By ANNE BESTON
A pack of Hollywood movie stars lined up for the media yesterday and my, what big teeth they had.
The wolf stars of Disney's $170 million The Lion, the Witch and the Wardrobe, directed by New Zealander Andrew Adamson, have almost finished filming and head home to Los Angeles this month.
Posing for the cameras at Mark Vette's Rescue Zoo in Tuakau, the cross-breed North American wolves are varying degrees of the real thing.
During the shoot they tracked through snow, knocked over furniture, snarled, bared their big teeth and howled in a wolf-like way.

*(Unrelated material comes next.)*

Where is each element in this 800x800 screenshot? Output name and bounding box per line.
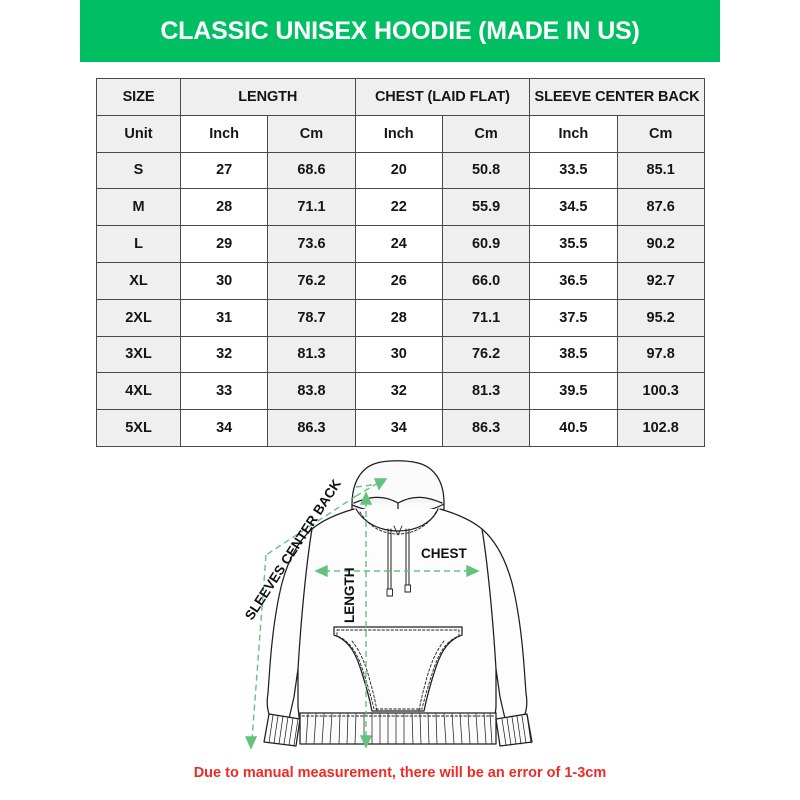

Trainer Eadie McMullan said because the animals were not full-blooded wolves only some were natural howlers. But no problem.
They are trained to look like a howling pack of wolves even if only one or two are actually making the noise.
The wolves came mostly from a wolf rescue organisation in the United States and share their "Gentle Jungle" animal actors' home with a range of wild and exotic animals used on movie sets around the world.
Ms McMullan has worked with everything from cheetahs to rats.
But Rugby, a mamalute-wolf cross, who with his co-stars played one of the evil White Witch's minions on the Lion, the Witch and the Wardrobe, has a special place in her heart.
"He's ultra sensitive, if you so much as raise your voice to him, he just shrinks up," she said.
"But Rugby is his original name, so I guess he was meant to come to New Zealand."